0xCB   <>   U+1DAE   ; superscript nya

But there is a further step we can take. When this mapping is used to convert Unicode to legacy, it should, for maximum benefit, handle either of the possible Unicode codepoints. The above should therefore be changed to:

0xCB   <>   U+1DAE   ; superscript nya
0xCB   <    U+F181   ; former PUA assignment

(The general name for this kind of mapping construction is "folding" — it folds two Unicode codepoints to a single legacy codepoint, thus eliminating the distinction in the Unicode space. Because this folding is due to PUA versioning, we have called it PUA version folding.)

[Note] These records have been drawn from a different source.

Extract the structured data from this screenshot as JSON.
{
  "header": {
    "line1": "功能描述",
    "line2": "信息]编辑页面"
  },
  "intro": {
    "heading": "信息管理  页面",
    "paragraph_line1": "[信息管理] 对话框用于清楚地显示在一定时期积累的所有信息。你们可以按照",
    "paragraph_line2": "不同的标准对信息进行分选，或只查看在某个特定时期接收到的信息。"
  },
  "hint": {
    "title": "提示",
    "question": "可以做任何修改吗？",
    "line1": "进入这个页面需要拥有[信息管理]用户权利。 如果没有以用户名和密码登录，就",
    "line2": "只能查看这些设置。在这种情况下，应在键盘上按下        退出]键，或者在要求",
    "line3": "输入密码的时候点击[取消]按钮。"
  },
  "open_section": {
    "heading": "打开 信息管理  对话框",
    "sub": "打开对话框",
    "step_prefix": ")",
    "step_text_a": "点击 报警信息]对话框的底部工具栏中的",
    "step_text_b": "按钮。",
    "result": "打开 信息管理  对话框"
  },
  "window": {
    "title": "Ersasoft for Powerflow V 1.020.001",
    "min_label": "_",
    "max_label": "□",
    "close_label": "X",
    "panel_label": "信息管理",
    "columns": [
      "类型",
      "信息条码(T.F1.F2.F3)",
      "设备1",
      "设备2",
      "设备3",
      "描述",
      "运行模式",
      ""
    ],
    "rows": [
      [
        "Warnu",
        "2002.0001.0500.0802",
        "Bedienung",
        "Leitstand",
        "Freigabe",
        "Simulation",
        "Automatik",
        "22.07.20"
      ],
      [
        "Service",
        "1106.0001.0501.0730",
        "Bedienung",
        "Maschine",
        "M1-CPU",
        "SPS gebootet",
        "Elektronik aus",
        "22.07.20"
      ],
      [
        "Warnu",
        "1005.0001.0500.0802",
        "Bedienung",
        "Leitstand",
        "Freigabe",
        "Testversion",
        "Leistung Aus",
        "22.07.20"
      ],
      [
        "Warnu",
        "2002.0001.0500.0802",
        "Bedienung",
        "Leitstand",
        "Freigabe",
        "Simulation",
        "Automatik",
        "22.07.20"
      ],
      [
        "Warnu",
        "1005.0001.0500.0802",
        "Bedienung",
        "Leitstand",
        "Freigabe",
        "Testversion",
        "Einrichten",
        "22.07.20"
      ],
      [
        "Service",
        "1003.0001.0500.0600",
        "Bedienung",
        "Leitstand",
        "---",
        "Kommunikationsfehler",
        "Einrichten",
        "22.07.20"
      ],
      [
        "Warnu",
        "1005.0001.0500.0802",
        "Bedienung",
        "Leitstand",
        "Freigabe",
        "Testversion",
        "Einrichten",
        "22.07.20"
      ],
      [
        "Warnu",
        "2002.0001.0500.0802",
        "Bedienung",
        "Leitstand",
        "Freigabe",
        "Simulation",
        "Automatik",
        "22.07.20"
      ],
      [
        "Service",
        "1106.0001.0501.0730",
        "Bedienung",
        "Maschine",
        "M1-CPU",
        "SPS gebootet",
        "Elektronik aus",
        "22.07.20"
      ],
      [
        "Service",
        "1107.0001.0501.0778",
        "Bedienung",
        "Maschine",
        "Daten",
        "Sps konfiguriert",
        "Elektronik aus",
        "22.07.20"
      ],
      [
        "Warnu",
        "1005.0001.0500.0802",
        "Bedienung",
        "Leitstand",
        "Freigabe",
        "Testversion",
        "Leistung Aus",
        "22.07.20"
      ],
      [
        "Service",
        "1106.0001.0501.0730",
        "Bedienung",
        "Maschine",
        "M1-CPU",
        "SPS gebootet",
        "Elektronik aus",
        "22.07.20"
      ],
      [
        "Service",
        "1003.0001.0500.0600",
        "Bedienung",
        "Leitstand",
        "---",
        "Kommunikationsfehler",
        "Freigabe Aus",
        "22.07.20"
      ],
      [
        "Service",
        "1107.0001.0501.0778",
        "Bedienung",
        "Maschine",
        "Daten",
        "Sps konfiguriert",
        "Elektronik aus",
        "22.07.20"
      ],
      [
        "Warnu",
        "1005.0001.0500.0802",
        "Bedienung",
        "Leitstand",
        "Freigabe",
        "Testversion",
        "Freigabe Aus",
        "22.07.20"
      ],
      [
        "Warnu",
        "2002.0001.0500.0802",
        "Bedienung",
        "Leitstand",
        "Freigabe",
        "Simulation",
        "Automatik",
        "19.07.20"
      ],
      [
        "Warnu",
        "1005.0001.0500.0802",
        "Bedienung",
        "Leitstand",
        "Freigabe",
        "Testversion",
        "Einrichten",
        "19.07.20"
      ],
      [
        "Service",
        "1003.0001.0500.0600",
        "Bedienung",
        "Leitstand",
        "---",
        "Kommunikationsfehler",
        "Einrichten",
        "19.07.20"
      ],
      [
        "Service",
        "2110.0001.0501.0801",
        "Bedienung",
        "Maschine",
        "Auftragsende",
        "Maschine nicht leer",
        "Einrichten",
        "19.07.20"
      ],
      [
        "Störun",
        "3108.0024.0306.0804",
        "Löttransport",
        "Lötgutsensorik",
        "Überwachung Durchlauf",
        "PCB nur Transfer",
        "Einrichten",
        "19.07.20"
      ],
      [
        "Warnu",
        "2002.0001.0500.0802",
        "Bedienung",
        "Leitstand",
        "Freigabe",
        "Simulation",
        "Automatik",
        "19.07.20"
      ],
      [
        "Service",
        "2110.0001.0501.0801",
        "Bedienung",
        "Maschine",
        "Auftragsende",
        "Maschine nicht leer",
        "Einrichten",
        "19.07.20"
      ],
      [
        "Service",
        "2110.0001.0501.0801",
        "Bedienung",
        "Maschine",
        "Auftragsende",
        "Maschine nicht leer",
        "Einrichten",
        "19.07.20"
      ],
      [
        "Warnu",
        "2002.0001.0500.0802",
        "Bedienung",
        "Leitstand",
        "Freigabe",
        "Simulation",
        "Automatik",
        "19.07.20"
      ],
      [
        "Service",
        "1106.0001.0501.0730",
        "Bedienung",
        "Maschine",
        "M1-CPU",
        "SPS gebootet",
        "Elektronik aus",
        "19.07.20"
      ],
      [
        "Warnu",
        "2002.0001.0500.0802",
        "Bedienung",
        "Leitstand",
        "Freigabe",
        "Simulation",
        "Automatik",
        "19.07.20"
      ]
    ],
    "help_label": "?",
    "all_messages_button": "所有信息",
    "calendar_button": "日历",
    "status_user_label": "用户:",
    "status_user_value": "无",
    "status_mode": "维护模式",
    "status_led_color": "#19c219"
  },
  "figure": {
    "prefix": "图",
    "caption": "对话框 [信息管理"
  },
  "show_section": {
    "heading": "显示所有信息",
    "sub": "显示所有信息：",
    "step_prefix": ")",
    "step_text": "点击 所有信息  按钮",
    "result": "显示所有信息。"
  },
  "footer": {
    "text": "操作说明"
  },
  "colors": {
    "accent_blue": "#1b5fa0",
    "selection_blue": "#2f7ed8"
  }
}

PUA version transliteration

What should users do with existing documents that use the PUA codes? To facilitate users transitioning to the official encodings, we should supply transliterator mappings that convert between the various versions of our PUA. For example, the change to Unicode 4.1 might be implemented in a TECkit transliterator such as:

LHSName    'SIL-PUA-4.0'
RHSName    'SIL-PUA-4.1'

U+F181   <>   U+1DAE   ; superscript nya

Recommendation: When PUA codes are deprecated, mappings that refer to those codes should be updated not only to reference the official codepoints, but to fold deprecated PUA codes when doing the conversion back to legacy. Updated mappings should be designed to coexist with the older mappings. Further, a transliterator should be created to facilitate conversion of existing data between the PUA and official encoding. For this transliterator, the LHS should be the old PUA version, while the RHS be the new version (so that the default "forward" use of the transliterator updates data to the new version). Finally, in the forward direction, the transliterator should transform all characters deprecated in any previous PUA version (e.g., the 4.1 <> 4.2 transliterator should incorporate rules that transform 4.0 > 4.2).

A PUA to Unicode mapping file is available here: SIL-PUA mapping file.

More information about versioning and deprecating can be found on this page. Many of our original recommendations have changed, and we no longer ask people to track the PUA version in a font or keyboard.